When it was finally time for the actual signing part, I was very nervous. I had no idea what I was going to talk to them about or if they would even want to talk to me. I really had no reason to worry. All of the authors were AMAZING and so nice. Khoury was super excited to hear that it was my first author event, and Stone asked me how I had liked the way they had chosen what portions to read from their books. I couldn’t believe she actually asked ME how I had liked it. I of course said that I had loved every minute of it. I went through the line twice for Spooner because after hearing portions of her novel Skylark, I simply had to go buy a copy and get her to sign it, too. She was excited that I was excited about it. Brody was super sweet and since I wasn’t able to buy one of her books from the store, signed a sample of Unremembered for me instead. Revis signed both of the books I brought for her and I told her how much I enjoyed her gleeful answers about the violence in her books. But by far the most exciting and squee-worthy part of the night was at the very end.

Tabitha and I asked for a picture with all of the authors and we scooted in behind them to take the picture. That itself was amazing, but what made it even better was that the authors wanted pictures with US. Two of the authors (I think it was Stone and Brody) handed over their phones and had someone take pictures of all of us together with their phones.
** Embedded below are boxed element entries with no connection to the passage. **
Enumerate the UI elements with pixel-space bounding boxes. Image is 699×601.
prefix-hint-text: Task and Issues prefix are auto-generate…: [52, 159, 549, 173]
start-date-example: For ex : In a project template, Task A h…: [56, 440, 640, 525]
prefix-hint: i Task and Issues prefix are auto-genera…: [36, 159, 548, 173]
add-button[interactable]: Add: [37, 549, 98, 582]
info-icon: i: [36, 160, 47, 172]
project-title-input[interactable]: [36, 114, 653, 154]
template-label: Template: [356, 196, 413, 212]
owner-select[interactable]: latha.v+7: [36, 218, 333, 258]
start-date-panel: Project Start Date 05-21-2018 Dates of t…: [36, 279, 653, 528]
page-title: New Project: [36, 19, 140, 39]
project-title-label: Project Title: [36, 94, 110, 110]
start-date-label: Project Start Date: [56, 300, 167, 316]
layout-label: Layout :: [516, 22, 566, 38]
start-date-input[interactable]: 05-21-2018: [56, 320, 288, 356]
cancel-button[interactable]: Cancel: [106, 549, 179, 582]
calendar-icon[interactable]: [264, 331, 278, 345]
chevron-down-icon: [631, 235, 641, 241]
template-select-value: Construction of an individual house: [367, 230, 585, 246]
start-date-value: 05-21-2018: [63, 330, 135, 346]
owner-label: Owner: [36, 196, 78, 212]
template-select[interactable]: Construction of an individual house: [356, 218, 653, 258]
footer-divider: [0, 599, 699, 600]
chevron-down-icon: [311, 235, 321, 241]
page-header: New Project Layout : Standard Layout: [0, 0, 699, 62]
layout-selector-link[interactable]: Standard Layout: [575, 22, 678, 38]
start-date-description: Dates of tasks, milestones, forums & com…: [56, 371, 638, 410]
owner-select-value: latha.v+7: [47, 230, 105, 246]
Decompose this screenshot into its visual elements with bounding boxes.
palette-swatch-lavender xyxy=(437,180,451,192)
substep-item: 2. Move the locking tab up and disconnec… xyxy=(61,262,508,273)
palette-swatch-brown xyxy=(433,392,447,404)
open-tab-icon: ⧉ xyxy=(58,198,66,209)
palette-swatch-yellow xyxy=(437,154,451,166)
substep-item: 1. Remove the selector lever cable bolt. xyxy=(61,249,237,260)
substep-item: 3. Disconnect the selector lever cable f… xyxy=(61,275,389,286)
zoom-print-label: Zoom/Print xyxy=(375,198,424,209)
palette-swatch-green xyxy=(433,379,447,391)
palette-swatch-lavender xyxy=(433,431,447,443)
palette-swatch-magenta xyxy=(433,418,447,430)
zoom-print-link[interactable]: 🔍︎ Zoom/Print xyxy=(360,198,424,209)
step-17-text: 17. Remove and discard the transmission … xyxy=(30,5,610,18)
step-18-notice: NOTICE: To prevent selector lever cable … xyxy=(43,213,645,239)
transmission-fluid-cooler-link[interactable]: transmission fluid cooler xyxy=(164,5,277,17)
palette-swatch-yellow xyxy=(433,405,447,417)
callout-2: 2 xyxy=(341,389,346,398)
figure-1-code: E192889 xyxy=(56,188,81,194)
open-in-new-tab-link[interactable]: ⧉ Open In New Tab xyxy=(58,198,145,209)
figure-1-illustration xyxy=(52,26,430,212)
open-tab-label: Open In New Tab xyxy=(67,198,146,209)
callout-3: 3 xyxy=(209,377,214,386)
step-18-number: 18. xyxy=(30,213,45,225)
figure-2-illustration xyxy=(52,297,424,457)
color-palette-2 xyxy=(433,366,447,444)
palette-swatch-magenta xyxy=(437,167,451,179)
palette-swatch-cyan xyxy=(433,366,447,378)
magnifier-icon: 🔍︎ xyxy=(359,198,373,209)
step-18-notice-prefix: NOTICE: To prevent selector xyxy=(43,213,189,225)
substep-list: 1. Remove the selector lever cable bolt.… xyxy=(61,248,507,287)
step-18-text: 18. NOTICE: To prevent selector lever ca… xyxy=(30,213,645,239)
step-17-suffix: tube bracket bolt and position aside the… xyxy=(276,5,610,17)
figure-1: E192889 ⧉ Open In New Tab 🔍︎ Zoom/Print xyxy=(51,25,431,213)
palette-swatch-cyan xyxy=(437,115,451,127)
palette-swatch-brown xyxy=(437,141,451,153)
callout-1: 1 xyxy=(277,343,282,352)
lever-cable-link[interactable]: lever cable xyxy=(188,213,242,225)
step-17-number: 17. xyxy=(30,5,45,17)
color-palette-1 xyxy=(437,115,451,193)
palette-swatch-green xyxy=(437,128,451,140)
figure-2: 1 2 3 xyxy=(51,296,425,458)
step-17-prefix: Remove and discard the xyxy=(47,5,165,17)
They didn’t do that with anyone else, and it was AMAZING.




When it was all said and done, Tabitha and I carried our bags of awesome back to the brick elevator. We had a little trouble getting out of the parking deck and figuring out which way to go to get back to the highway, but all in all, it was a perfect trip and I wouldn’t have changed anything about it. We finished the night off with McDonalds and sang along with Lorde’s Royals while we drove down the dark roads that led back home.

I’m not sure what I was expecting going in, but what I got was something I will never forgot. I got a taste of my dream and what it might be like if I am ever able to get published myself. I’m not sure what the future holds for me, but I hope one day that I am able to stand up in front of a group of readers and offer my work to them. I hope someday I will be able to introduce the world to the multitude of characters and worlds, and more than anything, I hope that, like the authors I met, I am able to inspire someone else to follow their dreams.


I have an awesome poster from this tour, signed by Jessica Brody, Lauren Miller, Tamara Ireland Stone, & Jessica Khoury. This is US only and all the standard rules apply, no cheating, respond to winning email within 48 hours or forfeit your prize and I’ll select someone new. The giveaway will run for two weeks and then I’ll (hopefully) mail your prize that following Saturday. Enter in the raffle below and good luck!

a Rafflecopter giveaway

Thanks Lauren for giving us your thoughts on our trip. I had so much fun and can’t wait to do it again!


5 thoughts on “Event Recap: Girls Gone SciFi Tour (& Giveaway)

  1. What a beautiful, fun recap of the Malaprops event. Asheville is incredible, indeed. I wish we could have seen more of it!

    I have to tell you, I just teared up while reading your words: “This was my very first author event and I found myself staring at the table with the name cards and propped up books with a sort of reverant awe. Since being an author is my fondest dream, I couldn’t help but imagine what it would be like if it was my event.”

    I remember feeling exactly that way, not long ago. Events like this are still surreal, and I often look around, wondering how my life took such a wonderful turn and dropped me on the other side of the table. Keep writing, Lauren. And tell me when you do a reading so I can come watch you talk about *your* book.

    Thanks again for coming! It was wonderful to meet both of you.

    — Tamara

    • I just wanted to say thank you so, so much. I teared up reading this comment and it gave me all sorts of warm fuzzies. There are simply not words to express how much it means to read this from an actual published author. Thank you! Thank you!